The Biden administration is promising to finally solve the nation's chronic shortage of COVID-19 tests. But is the new administration doing enough, especially with the more contagious coronavirus variants now looming?

Many public health experts are encouraged by the new administration's commitment to the importance of testing. But some are concerned officials are moving too slowly.

"Testing is actually more important now then it was eight months ago because of the high contagiousness rate of these new variants," says Mara Aspinall, a professor of health practice at Arizona State University. "It is critical to stop these new strains right in their tracks. And the only way to do that is to test."

Spotting infected people through widespread rapid testing is crucial for slowing the spread of the virus. And this strategy can buy time to get enough people vaccinated to head off another surge and help prevent new variants from emerging, Aspinall and others say.

"The concern about the variants really underscores the urgency with which we need to act to stop the spread of this virus," says Jennifer Nuzzo, a senior scholar at the Johns Hopkins Center for Health Security. "The more people who get it, the more opportunities for the virus to mutate and to potentially gain attributes that we don't want to see, like increased severity or reduced susceptibility to vaccine."

And that means the U.S. can't let up on tried-and-true public health strategies, she adds. "Testing and contact tracing, isolation and quarantine reduce the number of people who get infected and reduces the opportunity for the virus to mutate," Nuzzo says.

An administration official told NPR they know more testing is needed – they're doing what they can now.. But they've asked Congress for substantial new funding for testing as part of the COVID-19 relief package currently under negotiation, and they'll continue to look for ways to expand testing.

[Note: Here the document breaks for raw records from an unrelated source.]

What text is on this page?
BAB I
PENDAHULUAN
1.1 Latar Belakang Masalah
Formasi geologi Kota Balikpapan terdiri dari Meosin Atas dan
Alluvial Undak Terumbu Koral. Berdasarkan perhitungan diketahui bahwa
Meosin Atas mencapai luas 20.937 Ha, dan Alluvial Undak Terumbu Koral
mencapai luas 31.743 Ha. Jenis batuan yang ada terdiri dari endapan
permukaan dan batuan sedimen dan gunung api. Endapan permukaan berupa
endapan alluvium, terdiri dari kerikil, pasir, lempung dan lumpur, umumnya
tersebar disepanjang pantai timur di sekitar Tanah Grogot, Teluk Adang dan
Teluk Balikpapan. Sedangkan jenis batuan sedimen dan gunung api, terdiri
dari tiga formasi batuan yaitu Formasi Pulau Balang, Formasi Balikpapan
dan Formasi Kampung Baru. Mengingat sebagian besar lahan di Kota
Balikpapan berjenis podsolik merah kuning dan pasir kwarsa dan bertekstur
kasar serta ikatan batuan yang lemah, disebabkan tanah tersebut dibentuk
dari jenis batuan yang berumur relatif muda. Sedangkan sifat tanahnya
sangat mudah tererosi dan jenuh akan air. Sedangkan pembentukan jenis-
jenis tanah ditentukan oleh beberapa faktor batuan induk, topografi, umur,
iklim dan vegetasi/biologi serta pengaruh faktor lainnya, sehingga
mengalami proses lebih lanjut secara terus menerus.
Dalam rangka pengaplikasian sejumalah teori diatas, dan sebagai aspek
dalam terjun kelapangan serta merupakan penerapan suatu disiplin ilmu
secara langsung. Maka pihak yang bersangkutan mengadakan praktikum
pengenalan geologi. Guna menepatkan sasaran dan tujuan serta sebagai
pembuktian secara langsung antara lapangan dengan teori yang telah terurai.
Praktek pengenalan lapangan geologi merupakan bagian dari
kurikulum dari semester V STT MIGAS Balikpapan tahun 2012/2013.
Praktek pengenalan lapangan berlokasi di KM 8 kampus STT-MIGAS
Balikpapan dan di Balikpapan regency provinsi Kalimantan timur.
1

The administration recently announced plans to buy 8.5 million of the newly authorized, fully at-home rapid test. In addition, the administration last week announced plans to invest in six other companies to boost production of rapid at-home tests by 61 million tests by the end of the summer.

"Having 60 million more at-home tests over the course of the summer is exactly what the country needs. I think it will change things pretty significantly," said Andrew Slavitt, the White House Senior Advisor for the COVID Response Team, at a recent briefing.

But several public health experts told NPR that 61 million tests is far from what's needed, arguing instead the country needs to be doing tens of millions of tests every day.

"The 61 million by the end of the summer is simply not going to cut it," says Dr. Michael Mina, an infectious disease epidemiologist at the Harvard T.H. Chan School of Public Health. "The virus still has an impressive grip on us. We need to be scaling these [tests] up today."

Mina has advocated for the Food and Drug Administration to authorize more simple, rapid, inexpensive tests that could be produced in tens of millions every day, enabling people to repeatedly test themselves at home.

Flooding the market with at-home tests could make up for shortfalls in supplies and the sometimes long wait-times with traditional PCR testing. Testing rates are currently stagnated around the country. The U.S. currently conducts around 1.6 million a day.

"It just requires somebody, ideally now the Biden administration, to look at the landscape of what we have available and say, 'Yes — we are going to use this as a path forward and keep a third wave of infections from hitting America,'" Mina says.

Others agree.

"Given where we are right now and given the fact that we have these variants circulating right I think it's really important that we have these tests now," says Dr. Ashish Jha, the dean of the Brown School of Public Health. "We need these tests are quickly as it possible and get them out to people."

For example, Mina would like to see a test produced by Innova Medical Group in Pasadena, Calif. The company has been trying to get the FDA to authorize its test, which costs about $5.

"I don't really look at this from our business perspective because I'm selling every test that I can make around the world," Daniel Elliott, Innova's president and CEO, told NPR in an interview.

"What I look at it from is: People are dying. My kids can't go to school. When you can utilize a very simple, cost-effective, readily available test to break the chain of transmission and save lives it's very frustrating that our home team isn't using these," Elliott says.